Es war einfach zum Weinen und tatsächlich drang leises Schluchzen an unser Ohr. Mein unschuldiges Töchterchen hatte sich hinter der Schank verkrochen und wimmerte. Wir ließen Gullasch Goulash sein und stürzten los, unsere Brut zu trösten. Die Ursache ihres Kummers klärte sich rasch. Sie nahmen in der Schule gerade das Mendelsche Gesetz durch. Dieser erstmalige Zusammenstoß mit den Gesetzen der Vererbung hatte unser unschuldiges Töchterchen in tiefe Depressionen gestürzt, die durch die aktuelle Gulyas-Diskussion ihrer Eltern nicht gerade gelindert wurden. Mühsam entwanden wir ihr einen Zettel, auf dem sie gut 300 Mal “Es heißt Gulasch oder Gulyas” geschrieben hatte. Mit lautem Jucheißa stürzte ich ins Freie, um endlich das Tagesmenü anzupreisen.

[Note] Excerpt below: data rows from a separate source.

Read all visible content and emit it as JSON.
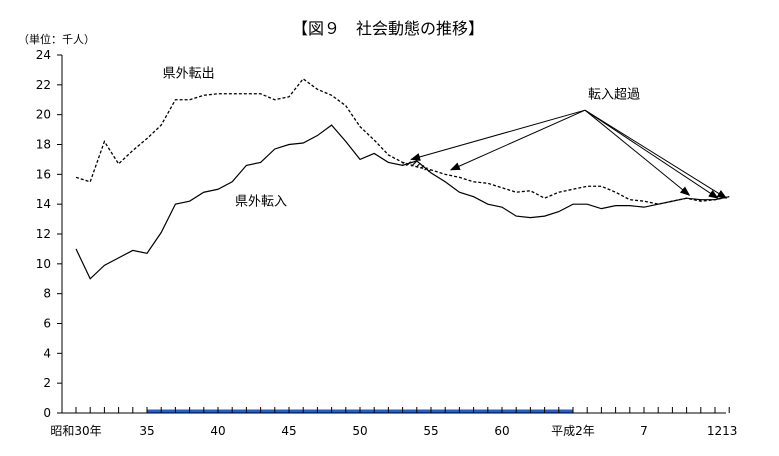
{
  "chart_data": {
    "type": "line",
    "title": "【図９　社会動態の推移】",
    "unit_label": "（単位：千人）",
    "xlabel": "",
    "ylabel": "",
    "ylim": [
      0,
      24
    ],
    "yticks": [
      0,
      2,
      4,
      6,
      8,
      10,
      12,
      14,
      16,
      18,
      20,
      22,
      24
    ],
    "x_tick_labels": [
      {
        "year": 1955,
        "label": "昭和30年"
      },
      {
        "year": 1960,
        "label": "35"
      },
      {
        "year": 1965,
        "label": "40"
      },
      {
        "year": 1970,
        "label": "45"
      },
      {
        "year": 1975,
        "label": "50"
      },
      {
        "year": 1980,
        "label": "55"
      },
      {
        "year": 1985,
        "label": "60"
      },
      {
        "year": 1990,
        "label": "平成2年"
      },
      {
        "year": 1995,
        "label": "7"
      },
      {
        "year": 2000,
        "label": "1213"
      }
    ],
    "x": [
      1955,
      1956,
      1957,
      1958,
      1959,
      1960,
      1961,
      1962,
      1963,
      1964,
      1965,
      1966,
      1967,
      1968,
      1969,
      1970,
      1971,
      1972,
      1973,
      1974,
      1975,
      1976,
      1977,
      1978,
      1979,
      1980,
      1981,
      1982,
      1983,
      1984,
      1985,
      1986,
      1987,
      1988,
      1989,
      1990,
      1991,
      1992,
      1993,
      1994,
      1995,
      1996,
      1997,
      1998,
      1999,
      2000,
      2001
    ],
    "series": [
      {
        "name": "県外転出",
        "style": "dashed",
        "values": [
          15.8,
          15.5,
          18.2,
          16.7,
          17.6,
          18.4,
          19.3,
          21.0,
          21.0,
          21.3,
          21.4,
          21.4,
          21.4,
          21.4,
          21.0,
          21.2,
          22.4,
          21.7,
          21.3,
          20.6,
          19.2,
          18.3,
          17.3,
          16.8,
          16.5,
          16.3,
          16.0,
          15.8,
          15.5,
          15.4,
          15.1,
          14.8,
          14.9,
          14.4,
          14.8,
          15.0,
          15.2,
          15.2,
          14.8,
          14.3,
          14.2,
          14.0,
          14.2,
          14.4,
          14.2,
          14.3,
          14.5
        ]
      },
      {
        "name": "県外転入",
        "style": "solid",
        "values": [
          11.0,
          9.0,
          9.9,
          10.4,
          10.9,
          10.7,
          12.1,
          14.0,
          14.2,
          14.8,
          15.0,
          15.5,
          16.6,
          16.8,
          17.7,
          18.0,
          18.1,
          18.6,
          19.3,
          18.2,
          17.0,
          17.4,
          16.8,
          16.6,
          16.9,
          16.1,
          15.5,
          14.8,
          14.5,
          14.0,
          13.8,
          13.2,
          13.1,
          13.2,
          13.5,
          14.0,
          14.0,
          13.7,
          13.9,
          13.9,
          13.8,
          14.0,
          14.2,
          14.4,
          14.3,
          14.3,
          14.5
        ]
      }
    ],
    "annotation": "転入超過",
    "grid": false,
    "legend": "none"
  }
}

Das Hochgefühl einer erstmal ortographisch korrekten Anschlagtafel ließ mich den wütenden Ruf meines liebend Weibes überhören: “Das ist alles nur, weil sie immer deine blöden Artikel für diese GASTRO-Zeitschrift verbessern muß.”

Na schön, dann soll sie das eben ab sofort bleiben lassen. Wir sint Gulturtreger, pfleghen nicht nur unsere lendlichen Düalekte, wie man derzeit in Brüssel mit Schaudan feststellt, sondern auch unsare indvidunellen Schreibwaisen. In einem guten Rastorau lebt man eben auch vom Überraschungsaffekt. Es lebe die Fielfalt der Schbrache und die Beständichgeit des Brotugts: ein Goulash ist bei mir immer schön wassrig und flachsig. Gratiniert!